Back in the old days you could open the New York Times newspaper and flip through the pages and see a single review. Based on that you would go to the local book store and pick it up or forgo it altogether. Simple. In this day and age of modern technology people have an easier time reaching out to others, but this at the same time is the problem. The internet is flooded with word-of-mouth reviewers who believe themselves to be the next Ebert or Roeper of the novel world.

To the average person quantity is the new quality.

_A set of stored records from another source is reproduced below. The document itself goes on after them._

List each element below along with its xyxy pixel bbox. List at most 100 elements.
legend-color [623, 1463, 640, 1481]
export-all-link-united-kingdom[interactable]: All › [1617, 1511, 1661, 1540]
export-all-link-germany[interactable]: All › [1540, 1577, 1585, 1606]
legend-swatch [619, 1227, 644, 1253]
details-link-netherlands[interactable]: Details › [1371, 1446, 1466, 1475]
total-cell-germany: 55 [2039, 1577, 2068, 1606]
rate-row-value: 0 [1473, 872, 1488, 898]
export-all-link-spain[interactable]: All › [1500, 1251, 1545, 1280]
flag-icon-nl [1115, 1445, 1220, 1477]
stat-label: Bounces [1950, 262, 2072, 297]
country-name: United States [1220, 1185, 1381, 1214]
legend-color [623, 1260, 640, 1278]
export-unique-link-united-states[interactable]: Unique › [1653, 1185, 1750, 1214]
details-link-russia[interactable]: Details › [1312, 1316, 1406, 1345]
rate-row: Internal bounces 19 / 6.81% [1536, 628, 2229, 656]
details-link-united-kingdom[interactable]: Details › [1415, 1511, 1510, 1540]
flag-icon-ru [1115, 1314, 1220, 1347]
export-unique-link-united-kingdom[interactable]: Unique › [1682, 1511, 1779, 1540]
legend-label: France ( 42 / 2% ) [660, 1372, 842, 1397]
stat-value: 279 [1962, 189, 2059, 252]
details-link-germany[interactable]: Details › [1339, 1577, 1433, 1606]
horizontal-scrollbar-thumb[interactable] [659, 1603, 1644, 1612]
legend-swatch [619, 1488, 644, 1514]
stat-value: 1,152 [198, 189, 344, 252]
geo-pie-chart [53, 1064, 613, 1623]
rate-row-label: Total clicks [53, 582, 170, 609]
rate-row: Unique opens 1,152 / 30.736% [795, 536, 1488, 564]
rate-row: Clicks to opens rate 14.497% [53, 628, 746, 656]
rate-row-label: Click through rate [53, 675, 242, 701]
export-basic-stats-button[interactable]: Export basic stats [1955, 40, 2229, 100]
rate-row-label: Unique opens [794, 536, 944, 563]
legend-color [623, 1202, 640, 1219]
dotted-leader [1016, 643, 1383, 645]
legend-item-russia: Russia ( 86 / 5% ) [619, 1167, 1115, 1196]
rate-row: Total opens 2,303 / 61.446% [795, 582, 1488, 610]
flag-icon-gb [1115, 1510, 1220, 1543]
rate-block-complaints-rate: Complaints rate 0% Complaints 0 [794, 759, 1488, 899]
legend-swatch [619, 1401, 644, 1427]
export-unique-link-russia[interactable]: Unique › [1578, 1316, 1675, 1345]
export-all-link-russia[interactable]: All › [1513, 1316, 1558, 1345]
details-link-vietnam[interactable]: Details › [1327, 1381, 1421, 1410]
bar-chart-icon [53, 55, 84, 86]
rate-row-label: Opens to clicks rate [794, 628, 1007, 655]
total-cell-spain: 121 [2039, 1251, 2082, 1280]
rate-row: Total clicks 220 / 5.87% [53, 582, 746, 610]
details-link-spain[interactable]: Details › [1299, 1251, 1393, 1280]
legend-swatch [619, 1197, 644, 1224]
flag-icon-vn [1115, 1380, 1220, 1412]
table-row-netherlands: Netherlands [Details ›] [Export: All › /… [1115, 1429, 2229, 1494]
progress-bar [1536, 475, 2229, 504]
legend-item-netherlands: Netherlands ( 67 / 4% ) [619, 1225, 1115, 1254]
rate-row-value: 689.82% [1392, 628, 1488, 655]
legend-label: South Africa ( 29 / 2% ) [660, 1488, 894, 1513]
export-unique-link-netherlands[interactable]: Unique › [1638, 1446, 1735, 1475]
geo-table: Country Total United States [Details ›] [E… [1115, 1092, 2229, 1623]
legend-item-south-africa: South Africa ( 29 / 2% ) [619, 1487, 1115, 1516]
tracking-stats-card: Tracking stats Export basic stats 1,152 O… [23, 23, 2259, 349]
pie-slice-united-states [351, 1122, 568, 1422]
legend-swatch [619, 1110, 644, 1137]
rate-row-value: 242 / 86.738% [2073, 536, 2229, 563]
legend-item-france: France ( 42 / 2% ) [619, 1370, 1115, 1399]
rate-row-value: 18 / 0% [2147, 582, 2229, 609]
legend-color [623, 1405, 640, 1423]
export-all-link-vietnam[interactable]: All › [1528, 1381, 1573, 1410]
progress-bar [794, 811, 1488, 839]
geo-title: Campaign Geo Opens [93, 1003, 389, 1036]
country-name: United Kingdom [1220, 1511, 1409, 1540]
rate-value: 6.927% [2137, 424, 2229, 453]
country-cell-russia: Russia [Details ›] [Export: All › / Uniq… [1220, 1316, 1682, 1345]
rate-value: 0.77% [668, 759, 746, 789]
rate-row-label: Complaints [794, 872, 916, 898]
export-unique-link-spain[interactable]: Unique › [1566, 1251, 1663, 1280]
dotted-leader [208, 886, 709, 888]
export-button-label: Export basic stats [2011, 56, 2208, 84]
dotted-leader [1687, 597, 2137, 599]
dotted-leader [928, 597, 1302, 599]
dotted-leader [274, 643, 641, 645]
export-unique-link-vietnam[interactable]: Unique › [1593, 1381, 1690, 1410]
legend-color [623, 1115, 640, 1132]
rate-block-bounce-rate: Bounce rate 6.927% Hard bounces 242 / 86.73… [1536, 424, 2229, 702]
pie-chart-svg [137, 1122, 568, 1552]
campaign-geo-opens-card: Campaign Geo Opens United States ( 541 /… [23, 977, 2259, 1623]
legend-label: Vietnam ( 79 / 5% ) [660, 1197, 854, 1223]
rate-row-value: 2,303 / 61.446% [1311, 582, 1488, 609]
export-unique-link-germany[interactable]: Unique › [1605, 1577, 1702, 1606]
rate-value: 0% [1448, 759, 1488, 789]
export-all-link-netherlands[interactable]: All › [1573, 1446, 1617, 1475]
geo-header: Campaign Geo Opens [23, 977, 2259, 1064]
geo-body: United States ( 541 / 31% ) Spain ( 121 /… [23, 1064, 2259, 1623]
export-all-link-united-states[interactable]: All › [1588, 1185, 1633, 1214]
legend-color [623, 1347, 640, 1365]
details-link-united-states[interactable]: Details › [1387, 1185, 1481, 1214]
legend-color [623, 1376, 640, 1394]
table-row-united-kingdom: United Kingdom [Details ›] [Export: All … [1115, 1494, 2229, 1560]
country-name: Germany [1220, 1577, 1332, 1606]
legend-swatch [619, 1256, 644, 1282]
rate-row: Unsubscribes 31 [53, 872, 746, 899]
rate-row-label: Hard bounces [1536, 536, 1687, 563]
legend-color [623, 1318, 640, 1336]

Going off the moviegoer analogy, take for instance popular movie review website Rotten Tomatoes, which pulls from several publications as well as the voices of the general population. People want to watch a movie that will seemingly guarantee to give them an enjoyable time instead of risk wasting money on a horrific viewing experience in a dark room for two and a half hours. That is reasonable and the main reason one should go to a review site and see what their peers have to say.

But be careful. Not all written is as it seems.

Let's get back to the books. Sure, writing one scathing review will turn off some of your friends and family from ever reading that particularly bad book. But what if that happened ten times, or a hundred? By then you couldn't pay anyone to read a book that poorly received. Is that fair? Perhaps yes and perhaps no.

The digital realm allows people the freedom to pick apart everything with less remorse than third grade bully, yet that is the problem. Sometimes an author has a different direction that isn't cookie-cutter and maybe that isn't for you, but that doesn't make it bad. Often times people jump on a bandwagon for fear of looking less popular and going against the grain, but I assure you that having an independent thought is what the world desperately needs. So the next time you want to read a book, pick it up and find out if that journey was worth undertaking by your own terms. Don't follow the herd. You're not a sheep.

Bottom line: review, review, review. But be honest.

Whether it's good or bad, people need to know. It also gives way for the creative to learn from their mistakes. And if they don't learn from their get the gist.